A pergunta entrou-me direta no cérebro e ali fez despertar  aquela outra questão que já tantas vezes me tem surgido: para que serve uma língua menor podendo empregar uma língua maior? Sempre tenho dito que para isto não tenho uma resposta, mas depois de dizer àquela senhora que escrevo em galego porque é língua do coração, comecei a pensar que, se calhar, a resposta à diversidade linguística tem a ver com os sentimentos e que só com os sentimentos é que podemos convencer as pessoas para não deixarem morrer uma língua.

Escrevo em galego -expliquei- porque é a língua da minha família materna. E é para mim língua de sentimentos, à diferença doutras línguas, como o inglês, que é para mim uma língua com um valor nomeadamente económico. Isso foi o que eu comentei na altura e, precisamente, penso que essa pode ser a clave para explicar o valor duma língua menor frente a uma língua maior.

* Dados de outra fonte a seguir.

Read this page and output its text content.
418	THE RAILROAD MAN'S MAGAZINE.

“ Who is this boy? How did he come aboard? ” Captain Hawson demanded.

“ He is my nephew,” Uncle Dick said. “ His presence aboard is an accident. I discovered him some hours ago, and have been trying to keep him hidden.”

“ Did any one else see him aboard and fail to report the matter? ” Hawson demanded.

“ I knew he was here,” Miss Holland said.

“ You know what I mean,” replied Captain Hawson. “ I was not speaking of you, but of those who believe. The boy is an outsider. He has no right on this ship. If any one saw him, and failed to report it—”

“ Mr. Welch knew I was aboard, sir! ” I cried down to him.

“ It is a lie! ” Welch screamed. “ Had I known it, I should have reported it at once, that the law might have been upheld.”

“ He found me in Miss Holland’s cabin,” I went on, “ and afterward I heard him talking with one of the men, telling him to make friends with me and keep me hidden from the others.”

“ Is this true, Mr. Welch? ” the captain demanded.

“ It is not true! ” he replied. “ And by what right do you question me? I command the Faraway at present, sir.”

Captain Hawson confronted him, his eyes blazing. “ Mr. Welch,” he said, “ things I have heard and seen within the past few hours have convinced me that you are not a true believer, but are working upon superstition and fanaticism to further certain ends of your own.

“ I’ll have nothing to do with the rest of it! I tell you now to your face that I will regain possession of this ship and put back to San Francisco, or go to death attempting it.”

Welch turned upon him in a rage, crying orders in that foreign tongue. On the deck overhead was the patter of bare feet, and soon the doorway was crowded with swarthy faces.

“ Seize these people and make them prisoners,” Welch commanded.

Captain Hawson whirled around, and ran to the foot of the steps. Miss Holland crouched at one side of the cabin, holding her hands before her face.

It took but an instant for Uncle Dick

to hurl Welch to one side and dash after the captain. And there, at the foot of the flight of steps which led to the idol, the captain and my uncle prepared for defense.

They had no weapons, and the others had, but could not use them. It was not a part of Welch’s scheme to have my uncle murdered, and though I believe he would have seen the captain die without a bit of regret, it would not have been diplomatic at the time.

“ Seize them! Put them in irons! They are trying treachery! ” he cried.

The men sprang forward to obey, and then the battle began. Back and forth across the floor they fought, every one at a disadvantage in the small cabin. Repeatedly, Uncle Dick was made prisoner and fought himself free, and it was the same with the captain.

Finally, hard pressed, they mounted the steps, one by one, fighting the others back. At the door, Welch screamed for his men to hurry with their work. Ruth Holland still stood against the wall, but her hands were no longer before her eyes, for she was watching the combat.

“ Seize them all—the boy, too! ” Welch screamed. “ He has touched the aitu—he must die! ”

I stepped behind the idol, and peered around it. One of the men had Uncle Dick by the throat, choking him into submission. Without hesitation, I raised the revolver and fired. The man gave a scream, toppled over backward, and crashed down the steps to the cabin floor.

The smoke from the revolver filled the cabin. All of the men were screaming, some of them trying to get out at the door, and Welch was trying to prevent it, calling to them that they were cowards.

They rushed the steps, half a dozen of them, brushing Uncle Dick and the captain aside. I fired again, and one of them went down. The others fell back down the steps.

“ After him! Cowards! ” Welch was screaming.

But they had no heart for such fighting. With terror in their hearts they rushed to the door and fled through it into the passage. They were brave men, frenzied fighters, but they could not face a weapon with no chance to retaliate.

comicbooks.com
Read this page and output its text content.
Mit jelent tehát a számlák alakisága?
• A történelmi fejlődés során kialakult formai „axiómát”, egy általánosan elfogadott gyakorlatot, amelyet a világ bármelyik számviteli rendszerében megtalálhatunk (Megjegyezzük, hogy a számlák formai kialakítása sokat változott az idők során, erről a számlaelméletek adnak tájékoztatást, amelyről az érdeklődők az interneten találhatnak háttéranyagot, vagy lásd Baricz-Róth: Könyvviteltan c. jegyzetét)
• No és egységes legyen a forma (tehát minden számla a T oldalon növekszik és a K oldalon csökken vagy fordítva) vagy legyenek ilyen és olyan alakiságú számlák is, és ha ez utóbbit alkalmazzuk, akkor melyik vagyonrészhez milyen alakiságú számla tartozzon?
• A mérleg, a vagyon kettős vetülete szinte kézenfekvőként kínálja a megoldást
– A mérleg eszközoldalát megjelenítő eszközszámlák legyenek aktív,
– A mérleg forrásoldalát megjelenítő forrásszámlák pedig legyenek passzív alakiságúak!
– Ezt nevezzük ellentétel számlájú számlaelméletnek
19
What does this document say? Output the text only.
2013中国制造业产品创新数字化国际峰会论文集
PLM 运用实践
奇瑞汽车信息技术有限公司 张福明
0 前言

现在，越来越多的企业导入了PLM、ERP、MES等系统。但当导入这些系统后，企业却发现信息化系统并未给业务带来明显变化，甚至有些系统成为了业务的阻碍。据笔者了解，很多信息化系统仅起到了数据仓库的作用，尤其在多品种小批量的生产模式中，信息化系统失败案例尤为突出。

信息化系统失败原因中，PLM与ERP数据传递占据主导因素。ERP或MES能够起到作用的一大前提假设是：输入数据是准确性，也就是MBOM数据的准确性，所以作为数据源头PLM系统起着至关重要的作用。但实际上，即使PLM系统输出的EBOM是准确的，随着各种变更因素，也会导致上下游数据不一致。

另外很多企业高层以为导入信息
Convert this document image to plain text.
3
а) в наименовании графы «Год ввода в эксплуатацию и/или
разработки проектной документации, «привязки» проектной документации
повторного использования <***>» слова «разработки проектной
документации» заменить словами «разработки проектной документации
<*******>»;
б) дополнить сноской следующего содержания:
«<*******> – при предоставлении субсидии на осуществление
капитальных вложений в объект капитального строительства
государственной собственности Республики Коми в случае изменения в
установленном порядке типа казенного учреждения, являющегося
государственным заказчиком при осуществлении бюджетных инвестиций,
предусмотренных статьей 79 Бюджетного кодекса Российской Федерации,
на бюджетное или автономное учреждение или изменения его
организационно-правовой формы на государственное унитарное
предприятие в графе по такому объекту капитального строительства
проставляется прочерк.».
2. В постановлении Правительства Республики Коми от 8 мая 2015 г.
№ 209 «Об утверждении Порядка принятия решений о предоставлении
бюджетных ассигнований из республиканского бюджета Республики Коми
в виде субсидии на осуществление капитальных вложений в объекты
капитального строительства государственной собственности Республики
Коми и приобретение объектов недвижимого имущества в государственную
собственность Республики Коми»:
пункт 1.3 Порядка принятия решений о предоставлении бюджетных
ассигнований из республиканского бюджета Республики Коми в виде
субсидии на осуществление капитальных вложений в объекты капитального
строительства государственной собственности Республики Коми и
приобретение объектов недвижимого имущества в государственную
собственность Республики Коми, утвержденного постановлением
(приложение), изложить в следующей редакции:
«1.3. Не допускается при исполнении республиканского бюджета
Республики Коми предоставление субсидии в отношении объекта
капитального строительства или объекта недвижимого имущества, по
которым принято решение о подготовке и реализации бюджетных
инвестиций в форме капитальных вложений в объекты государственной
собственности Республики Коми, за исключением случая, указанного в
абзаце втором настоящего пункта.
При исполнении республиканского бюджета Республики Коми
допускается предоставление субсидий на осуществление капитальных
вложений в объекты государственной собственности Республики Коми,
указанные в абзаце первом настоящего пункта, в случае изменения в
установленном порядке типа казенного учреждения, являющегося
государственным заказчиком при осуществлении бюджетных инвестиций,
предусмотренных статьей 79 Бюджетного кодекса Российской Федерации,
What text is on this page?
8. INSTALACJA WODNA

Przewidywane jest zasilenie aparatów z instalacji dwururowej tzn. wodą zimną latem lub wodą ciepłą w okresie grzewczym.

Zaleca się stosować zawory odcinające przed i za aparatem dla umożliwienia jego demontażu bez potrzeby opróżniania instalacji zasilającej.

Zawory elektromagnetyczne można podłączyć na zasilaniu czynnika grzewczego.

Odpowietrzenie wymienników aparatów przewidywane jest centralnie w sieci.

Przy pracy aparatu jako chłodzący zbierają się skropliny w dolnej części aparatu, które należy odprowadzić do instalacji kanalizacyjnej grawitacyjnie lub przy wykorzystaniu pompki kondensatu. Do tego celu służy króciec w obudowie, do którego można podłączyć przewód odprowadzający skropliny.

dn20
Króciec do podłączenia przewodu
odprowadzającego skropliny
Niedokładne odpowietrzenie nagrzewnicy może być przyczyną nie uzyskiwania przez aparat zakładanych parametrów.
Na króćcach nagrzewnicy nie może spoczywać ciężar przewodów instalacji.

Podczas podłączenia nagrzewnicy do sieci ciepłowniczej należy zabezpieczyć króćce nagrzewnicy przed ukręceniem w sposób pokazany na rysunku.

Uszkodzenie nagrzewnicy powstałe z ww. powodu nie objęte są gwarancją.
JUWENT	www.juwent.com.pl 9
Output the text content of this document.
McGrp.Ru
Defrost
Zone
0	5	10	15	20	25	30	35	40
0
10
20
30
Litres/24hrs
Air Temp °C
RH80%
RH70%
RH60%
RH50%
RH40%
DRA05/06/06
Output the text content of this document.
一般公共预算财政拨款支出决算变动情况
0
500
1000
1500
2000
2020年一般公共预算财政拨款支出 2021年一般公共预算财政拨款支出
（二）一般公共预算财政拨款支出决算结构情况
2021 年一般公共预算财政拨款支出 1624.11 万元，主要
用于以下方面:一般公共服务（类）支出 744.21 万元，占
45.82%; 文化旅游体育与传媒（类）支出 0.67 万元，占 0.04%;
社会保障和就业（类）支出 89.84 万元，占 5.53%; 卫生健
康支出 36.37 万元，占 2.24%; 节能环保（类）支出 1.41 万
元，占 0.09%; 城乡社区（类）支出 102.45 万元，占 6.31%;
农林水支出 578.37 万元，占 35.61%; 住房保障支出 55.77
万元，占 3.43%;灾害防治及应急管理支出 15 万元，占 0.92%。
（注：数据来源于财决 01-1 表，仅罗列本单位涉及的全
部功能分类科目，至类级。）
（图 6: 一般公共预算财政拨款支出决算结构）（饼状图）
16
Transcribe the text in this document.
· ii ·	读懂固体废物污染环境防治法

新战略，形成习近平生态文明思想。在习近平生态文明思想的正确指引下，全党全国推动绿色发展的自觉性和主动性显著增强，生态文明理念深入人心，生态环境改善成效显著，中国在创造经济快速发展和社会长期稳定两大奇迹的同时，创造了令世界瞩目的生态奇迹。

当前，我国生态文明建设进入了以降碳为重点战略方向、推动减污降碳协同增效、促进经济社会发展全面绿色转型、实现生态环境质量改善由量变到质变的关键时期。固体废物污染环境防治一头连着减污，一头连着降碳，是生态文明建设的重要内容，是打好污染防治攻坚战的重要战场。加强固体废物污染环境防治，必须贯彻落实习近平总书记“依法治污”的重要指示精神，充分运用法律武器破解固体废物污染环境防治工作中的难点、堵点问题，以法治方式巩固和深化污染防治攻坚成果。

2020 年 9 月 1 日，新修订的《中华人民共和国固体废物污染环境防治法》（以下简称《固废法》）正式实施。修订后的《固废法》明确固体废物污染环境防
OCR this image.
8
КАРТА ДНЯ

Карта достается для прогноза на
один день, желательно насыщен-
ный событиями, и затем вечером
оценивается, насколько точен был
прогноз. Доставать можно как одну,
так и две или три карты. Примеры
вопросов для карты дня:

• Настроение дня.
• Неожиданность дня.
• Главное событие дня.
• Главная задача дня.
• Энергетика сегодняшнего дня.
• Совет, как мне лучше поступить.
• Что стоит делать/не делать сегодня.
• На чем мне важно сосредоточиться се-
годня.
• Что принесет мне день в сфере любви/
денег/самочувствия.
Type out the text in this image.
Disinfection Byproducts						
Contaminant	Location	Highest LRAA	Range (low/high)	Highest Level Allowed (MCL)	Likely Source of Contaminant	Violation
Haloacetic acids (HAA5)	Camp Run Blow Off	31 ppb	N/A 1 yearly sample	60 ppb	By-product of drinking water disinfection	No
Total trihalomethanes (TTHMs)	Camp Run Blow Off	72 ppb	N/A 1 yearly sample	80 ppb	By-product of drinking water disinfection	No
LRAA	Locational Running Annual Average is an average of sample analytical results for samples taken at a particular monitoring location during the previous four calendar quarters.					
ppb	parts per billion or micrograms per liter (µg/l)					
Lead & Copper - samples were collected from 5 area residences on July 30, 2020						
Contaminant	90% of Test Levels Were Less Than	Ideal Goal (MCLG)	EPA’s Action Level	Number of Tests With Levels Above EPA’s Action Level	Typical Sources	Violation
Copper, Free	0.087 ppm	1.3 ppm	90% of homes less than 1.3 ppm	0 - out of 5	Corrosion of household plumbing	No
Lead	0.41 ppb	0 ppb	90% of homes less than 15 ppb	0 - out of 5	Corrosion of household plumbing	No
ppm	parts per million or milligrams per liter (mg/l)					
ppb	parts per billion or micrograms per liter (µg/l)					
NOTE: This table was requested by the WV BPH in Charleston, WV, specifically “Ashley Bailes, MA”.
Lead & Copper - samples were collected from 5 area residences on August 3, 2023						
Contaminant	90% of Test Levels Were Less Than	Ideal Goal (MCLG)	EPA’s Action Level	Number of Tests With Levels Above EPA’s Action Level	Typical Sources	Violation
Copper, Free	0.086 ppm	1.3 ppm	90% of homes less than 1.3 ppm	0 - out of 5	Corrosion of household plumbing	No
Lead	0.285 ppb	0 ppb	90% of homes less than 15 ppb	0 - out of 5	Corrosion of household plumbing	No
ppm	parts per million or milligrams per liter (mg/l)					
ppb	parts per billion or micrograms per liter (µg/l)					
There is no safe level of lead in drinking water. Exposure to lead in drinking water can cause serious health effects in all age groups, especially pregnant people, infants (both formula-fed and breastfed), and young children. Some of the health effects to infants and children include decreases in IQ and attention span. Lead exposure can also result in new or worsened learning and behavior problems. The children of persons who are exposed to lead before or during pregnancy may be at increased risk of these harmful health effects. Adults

No mundo atual, onde tudo se mede polo valor económico, apreender línguas segue esse mesmo critério. Portanto, a grande maioria das pessoas estudam inglês, francês, alemão, russo… para ganharem dinheiro. À vista disso acudiu na minha ajuda O Principezinho, quando criticava a maneira de valorizar as cousas  própria dos adultos. Lembro aquela passagem quando descrevia uma casa e a encontrava linda porque tinha tijolos vermelhos e flores nas janelas, em vez de a valorizar polo seu preço. Somos assim os adultos. Porém, não todas as pessoas adultas pensam igual. Algumas apreendem línguas como o galego, o catalão, o asturiano, o sardo, o friulano ou o sorábio por outras razões: as razões do coração.

Infelizmente o espírito do Principezinho é que nos falta. Usar uma língua por razões que são invisíveis aos olhos. Não servem geralmente para ganhar dinheiro, nem prestígio (exceto nalguns casos, mas mesmo isso é efêmero, como diria o geógrafo). As línguas menores permitem outra maneira de perceber a vida, de perceber o mundo. Outra forma, não quer dizer que seja melhor. As línguas menores são também astros, como as línguas maiores. Se calhar o seu volume é menor, mas o seu aroma não. Felizmente, igual que o Principezinho visitou asteroides, também visitou a Terra. Quer isto dizer que falar mais duma língua é compatível? Nem preciso responder.

Tenho a sensação de que muitas das pessoas que desprezam as línguas pequenas têm medo. Têm medo que se descobra a sua própria incompetência linguística. Se acabamos com o espírito do Principezinho neste aspeto tão humano, como é o dos idiomas, apenas ficarão cinquenta línguas no planeta. Porém, se o espírito do Principezinho se mantém, continuarão a surgir esses estranhos seres que para alguns são extraterrestres -o Principezinho também o era- chamados neofalantes. E é que os neofalantes me fazem lembrar o Principezinho.

Não tenho razão nenhuma visível aos olhos para justificar por que é tão triste que morram as línguas. As razões são invisíveis aos olhos, mas quem quiser vê-las, poderá facilmente descobri-las se fechar os olhos e tentar cheirar a essência de uma língua que se fala ao seu redor e é tão velha como a tataravó da tataravó da tataravó da tataravó da tataravó e ainda muito, muito mais.

E agora que o penso, os meninos não têm complexos linguísticos, só os têm os adultos… Pensamos demasiado, sentimos pouco. Bom dia, Principezinho.